VEINTISÉIS

Cuando la gente se dispersó, me quedé sentado junto al Sanador. Todavía mareado por su conjuro mágico, me sentía ahora humillado. Él me dio una porción de torta de saltamontes, un trozo de mazorca de maíz y un calabacín con zumo de mango, y me dijo con suavidad:

—Nunca reniegues de tu sangre india. Los españoles creen haber sojuzgado nuestra carne con látigos y espadas, con armas de fuego y sacerdotes, pero hay otro mundo debajo de nuestros pies, por encima de nuestra cabeza, que vive en nuestra alma. En ese reino bendito las espadas no hieren y el espíritu domina. Antes de los españoles, antes de que el indio hollara la tierra, antes de que la tierra misma estallara y fuera forjada del vacío, estas sombras sagradas nos envolvieron, alimentaron nuestra alma y nos dieron forma. Por siempre nos gritan: «¡Respeto! ¡Respeto!». Si traicionas tu sangre, te humillas frente a los dioses anodinos de los españoles y menos-precias los espectros de nuestra sagrada piel, allá tú. Ellos tienen buena memoria.

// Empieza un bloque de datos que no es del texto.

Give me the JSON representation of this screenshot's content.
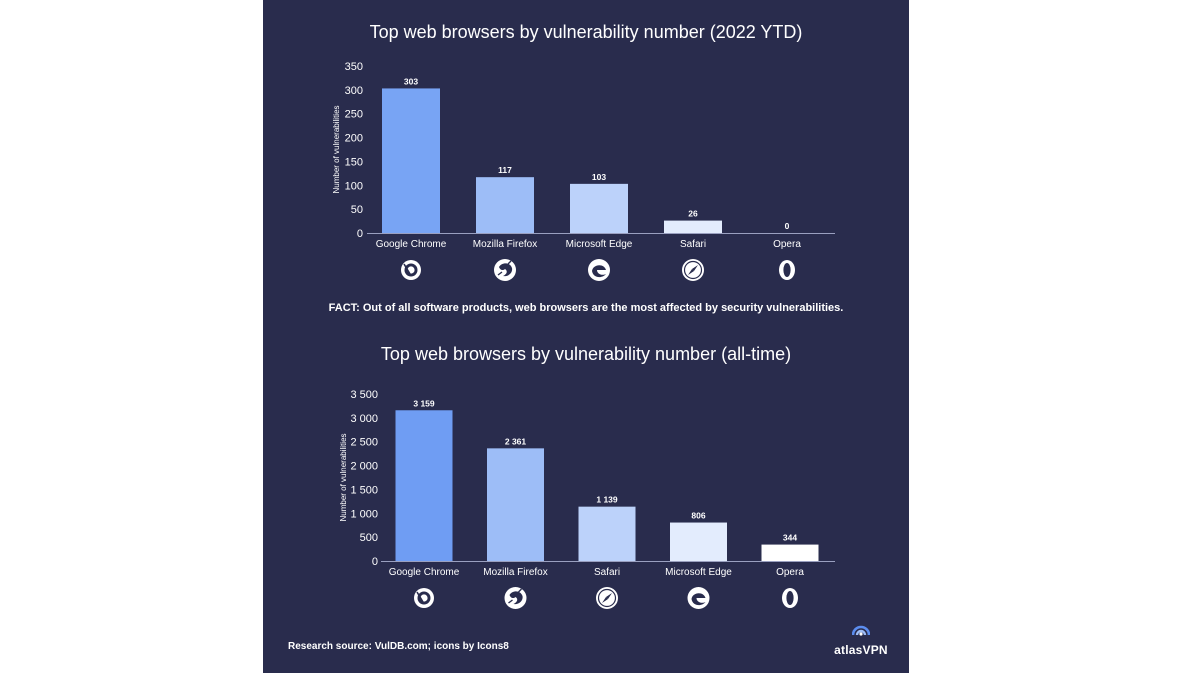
{
  "charts": [
    {
      "title": "Top web browsers by vulnerability number (2022 YTD)",
      "ylabel": "Number of vulnerabilities"
    },
    {
      "title": "Top web browsers by vulnerability number (all-time)",
      "ylabel": "Number of vulnerabilities"
    }
  ],
  "chart_data": [
    {
      "type": "bar",
      "title": "Top web browsers by vulnerability number (2022 YTD)",
      "xlabel": "",
      "ylabel": "Number of vulnerabilities",
      "categories": [
        "Google Chrome",
        "Mozilla Firefox",
        "Microsoft Edge",
        "Safari",
        "Opera"
      ],
      "values": [
        303,
        117,
        103,
        26,
        0
      ],
      "value_labels": [
        "303",
        "117",
        "103",
        "26",
        "0"
      ],
      "icons": [
        "chrome-icon",
        "firefox-icon",
        "edge-icon",
        "safari-icon",
        "opera-icon"
      ],
      "bar_colors": [
        "#78a4f4",
        "#9dbdf7",
        "#bcd2fa",
        "#e3ecfd",
        "#ffffff"
      ],
      "ylim": [
        0,
        350
      ],
      "yticks": [
        0,
        50,
        100,
        150,
        200,
        250,
        300,
        350
      ],
      "ytick_labels": [
        "0",
        "50",
        "100",
        "150",
        "200",
        "250",
        "300",
        "350"
      ],
      "grid": false
    },
    {
      "type": "bar",
      "title": "Top web browsers by vulnerability number (all-time)",
      "xlabel": "",
      "ylabel": "Number of vulnerabilities",
      "categories": [
        "Google Chrome",
        "Mozilla Firefox",
        "Safari",
        "Microsoft Edge",
        "Opera"
      ],
      "values": [
        3159,
        2361,
        1139,
        806,
        344
      ],
      "value_labels": [
        "3 159",
        "2 361",
        "1 139",
        "806",
        "344"
      ],
      "icons": [
        "chrome-icon",
        "firefox-icon",
        "safari-icon",
        "edge-icon",
        "opera-icon"
      ],
      "bar_colors": [
        "#6f9df3",
        "#9dbdf7",
        "#bcd2fa",
        "#e3ecfd",
        "#ffffff"
      ],
      "ylim": [
        0,
        3500
      ],
      "yticks": [
        0,
        500,
        1000,
        1500,
        2000,
        2500,
        3000,
        3500
      ],
      "ytick_labels": [
        "0",
        "500",
        "1 000",
        "1 500",
        "2 000",
        "2 500",
        "3 000",
        "3 500"
      ],
      "grid": false
    }
  ],
  "fact": "FACT: Out of all software products, web browsers are the most affected by security vulnerabilities.",
  "footer": {
    "source": "Research source: VulDB.com; icons by Icons8",
    "brand": "atlasVPN"
  }
}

Me dio una piedra negra de dos dedos de ancho, uno de largo y dura como el hierro. Un lado era brillante, una especie de espejo rutilante de ébano. Su interior también brillaba misteriosamente y sentí que me precipitaba en sus profundidades, como si su centro no fuera de roca sino un abismo infinito, eterno como el tiempo, y su corazón, el corazón de una antigua estrella.

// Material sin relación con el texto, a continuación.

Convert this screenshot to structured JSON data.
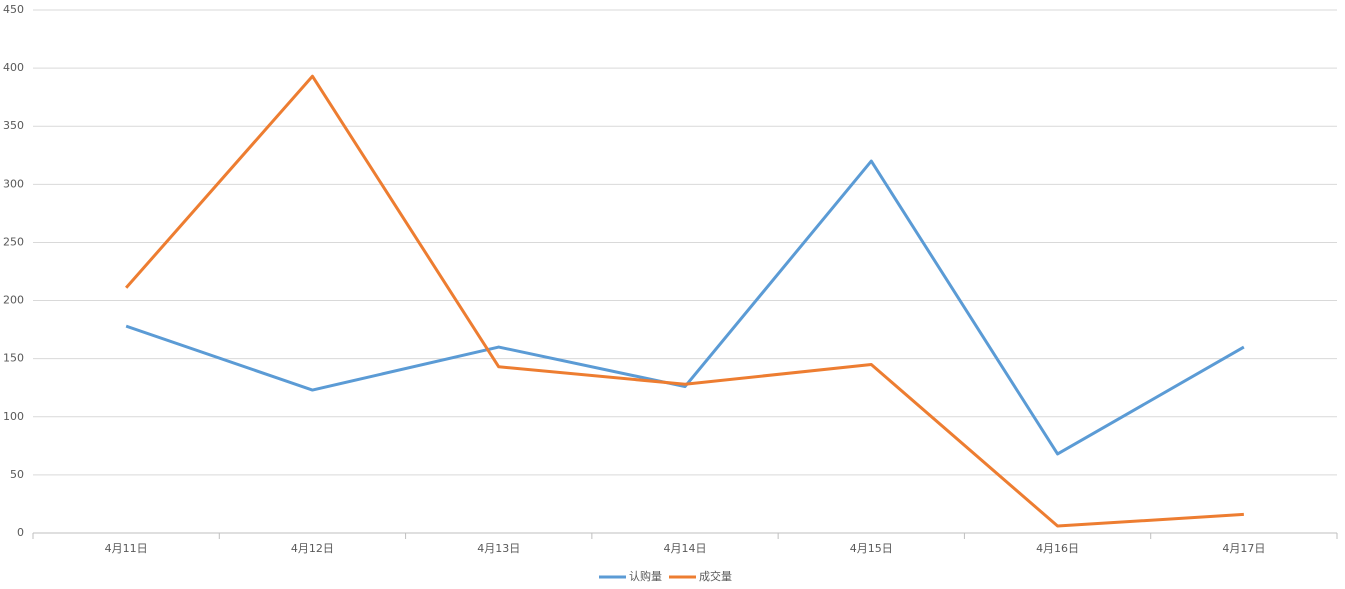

—Nuestros antepasados indios atravesaron las estrellas —explicó—, eran las estrellas y llevaban en su corazón piedras de estrella que predeterminaron nuestro destino, todos los destinos. Mira el espejo humeante, muchacho.

Yo ya no pertenecía a este mundo, sino que miraba a otro que existía antes de la luz y el tiempo. Mi mano tembló al rozarlo.

—Es tuyo —dijo.

Acababa de regalarme un trozo de una estrella.

Yo caí de rodillas, abrumado.

—Es tu tonal, tu destino.

—Yo no soy digno.

—¿En serio? No me has preguntado qué debes darme a cambio.

—Lo único que tengo son dos reales.

Su palma pasó sobre la mía sin tocarla, y el dinero desapareció como si nunca hubiera existido.

—Este regalo es inmaterial. La bendición mora en el corazón, y tu corazón alberga a los dioses.